Schon zu Beginn unterstützt Krill Design den Gedanken der Kreislaufwirtschaft in der Designwelt, doch zu der Zeit entwickeln sie selbst noch keine Produkte. Erst später starten sie eine Kickstarter-Kampagne für die „world’s first lamp from orange peels“. Erfolgreich, wie sich bereits vor Ablauf der Crowdfunding-Kampagne zeigt. Die vollständig kompostierbare Leuchte aus dem patentierten Biomaterial „Rekrill Orange ®“ geht in Produktion.
Materialkreislauf neu gedacht, in 3D-Druck gemacht
Die Schalen von zwei bis drei Orangen sind die Grundzutat für die Lampe. Um die Orangenhaut als organisches Material nutzen zu können, wird sie vollständig getrocknet und zu einem äußerst feinen Pulver zermahlen. Gemischt wird das Pulver mit einem Biopolymer, bei dem es sich vermutlich um PLA (Polymilchsäure) handelt. Dieses wird durch fermentierte Pflanzenstärke gewonnen und ist wegen seines geringen Preises im 3D-Druck generell beliebt. Zu Pellets verarbeitet, kann daraus ein Faden für den Druck hergestellt werden.
Auch wenn die Lampe zu hundert Prozent biologisch abbaubar ist, kann sie nicht einfach von der Natur zersetzt werden. Durch die Biopolymerbeschichtung, die ausschlaggebend für die Haltbarkeit ist, muss sie an eine Kompostieranlage geschickt werden.
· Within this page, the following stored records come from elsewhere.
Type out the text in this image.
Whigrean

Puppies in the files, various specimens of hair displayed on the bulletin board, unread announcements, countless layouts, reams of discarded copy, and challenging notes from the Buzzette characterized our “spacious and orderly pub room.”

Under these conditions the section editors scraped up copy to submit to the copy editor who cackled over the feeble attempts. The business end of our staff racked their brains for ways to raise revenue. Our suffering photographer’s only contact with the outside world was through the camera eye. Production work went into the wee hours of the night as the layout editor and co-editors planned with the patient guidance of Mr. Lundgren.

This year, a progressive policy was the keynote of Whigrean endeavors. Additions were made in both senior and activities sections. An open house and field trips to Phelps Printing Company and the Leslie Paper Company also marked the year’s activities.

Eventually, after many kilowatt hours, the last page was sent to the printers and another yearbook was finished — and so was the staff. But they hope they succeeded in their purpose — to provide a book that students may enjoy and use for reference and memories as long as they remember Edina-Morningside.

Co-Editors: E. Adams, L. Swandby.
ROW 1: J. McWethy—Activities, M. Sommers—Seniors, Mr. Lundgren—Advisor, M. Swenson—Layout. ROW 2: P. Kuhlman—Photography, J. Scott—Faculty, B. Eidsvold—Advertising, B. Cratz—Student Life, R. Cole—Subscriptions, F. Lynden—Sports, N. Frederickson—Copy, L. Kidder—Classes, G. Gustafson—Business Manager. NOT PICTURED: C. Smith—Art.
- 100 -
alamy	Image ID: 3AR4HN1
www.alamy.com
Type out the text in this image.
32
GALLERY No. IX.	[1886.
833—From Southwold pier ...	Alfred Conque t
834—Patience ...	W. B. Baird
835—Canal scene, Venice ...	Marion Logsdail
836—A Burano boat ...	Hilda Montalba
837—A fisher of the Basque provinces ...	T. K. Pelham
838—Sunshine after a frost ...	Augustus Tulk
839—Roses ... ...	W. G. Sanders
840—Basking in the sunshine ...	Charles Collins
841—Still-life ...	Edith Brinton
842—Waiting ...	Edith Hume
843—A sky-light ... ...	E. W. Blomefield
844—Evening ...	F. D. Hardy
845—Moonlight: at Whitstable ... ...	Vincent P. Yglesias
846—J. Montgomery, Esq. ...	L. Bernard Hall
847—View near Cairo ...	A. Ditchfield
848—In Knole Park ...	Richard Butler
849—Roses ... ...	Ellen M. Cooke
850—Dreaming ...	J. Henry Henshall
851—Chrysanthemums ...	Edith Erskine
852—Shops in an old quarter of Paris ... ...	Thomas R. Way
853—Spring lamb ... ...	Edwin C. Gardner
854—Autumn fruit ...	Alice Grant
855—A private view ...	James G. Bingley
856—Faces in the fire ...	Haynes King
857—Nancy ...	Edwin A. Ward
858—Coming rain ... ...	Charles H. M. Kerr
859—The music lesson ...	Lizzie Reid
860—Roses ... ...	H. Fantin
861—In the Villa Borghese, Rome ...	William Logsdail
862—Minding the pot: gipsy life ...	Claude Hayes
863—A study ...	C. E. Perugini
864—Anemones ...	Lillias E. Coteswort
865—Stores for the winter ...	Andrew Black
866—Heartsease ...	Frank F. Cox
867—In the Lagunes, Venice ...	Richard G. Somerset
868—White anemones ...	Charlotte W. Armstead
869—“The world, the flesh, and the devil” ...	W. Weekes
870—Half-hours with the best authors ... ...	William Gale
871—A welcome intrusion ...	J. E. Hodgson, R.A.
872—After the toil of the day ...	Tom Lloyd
Mit Ohmie und anderen Produkten aus der „Rekrill Orange ®“-Familie zeigt die mailänder Agentur, wie Produktdesign neu gedacht werden kann, indem sie Abfälle als Ressource nutzt. Und vielleicht inspirieren sie mit der Idee andere Designer:innen, die sich ebenfalls dem Kreislaufmodell annehmen und aus Lebensmittelverschwendung eine Bereicherung machen wollen.
Algen, das nachwachsende Plastik des Ozeans
Nicht nur Orangen können ein natürlicher Ersatz für Plastik sein, sondern auch Algen. Das Gras des Meeres ist ein echtes Multitalent und hält nicht nur als Fischersatz, sondern auch als Kunststoffalternative her.
Die dänischen Produktdesigner Jonas Edvard und Nikolaj Steenfatt haben sich Algen als Material angenommen und ihnen eine Form gegeben. Eigens gesammelt an heimischen Stränden vor der Küste von Kopenhagen kreieren sie seit ein paar Jahren Möbel aus Algen. Bei ihrer Kollektion „Terroir“ handelt es sich dabei um Stühle und Lampen. Auf den ersten Blick scheinen die Möbel des Designer-Duos aus Kork gefertigt zu sein. Doch die Oberfläche ist etwas unebener, ebenso wie die Form.
Wenn Mensch und Natur Hand in Hand arbeiten
In der Werkstatt ordnen die Pioniere in Sachen Algen-Möbel den Seetang nach ihrer Farbe und hängen ihn dann zum Trocknen auf. Das ausgedörrte Seegras wird nun zu Pulver und danach mit Wasser und Pappmaché zu einer homogenen und kompostierfähigen Masse verarbeitet. Dabei gilt: je feiner das Pulver, desto stabiler das Produkt. Anschließend muss die Masse nur noch in Form gebracht und im Ofen in dieser verewigt werden. Während die Lampe nach diesem Herstellungsverfahren ihr finales Design erreicht hat, müssen für den Stuhl weitere Lagen gefertigt werden, damit dieser am Ende stabil genug ist.
Warum sich die Designer:innen für Algen entschieden haben? Zum einen aus nachhaltigen Gründen: Denn Seetang eignet sich besonders gut für den Anbau, da sie weder Süßwasser noch Ackerland oder andere Ressourcen benötigt, die immer knapper werden. So existieren immer mehr Seetang-Farmen, die beim Heranwachsen auch noch CO2 verstoffwechseln und damit das maritime Ökosystem erhalten.
Zum anderen besitzen Algen eine Eigenschaft, die sie für die Fertigung von Möbel interessant machen. In dem Seegras ist meist Alginat, auch bekannt als Alginsäure, enthalten. Diese wird in den Zellwänden der Alge gebildet und sorgt dafür, dass sie sowohl elastisch als auch stabil ist. Nebenbei trägt das enthaltene Salz in der Meerespflanze zur Haltbarkeit der Möbel bei, denn es wirkt konservierend und ist zudem flammenhemmend.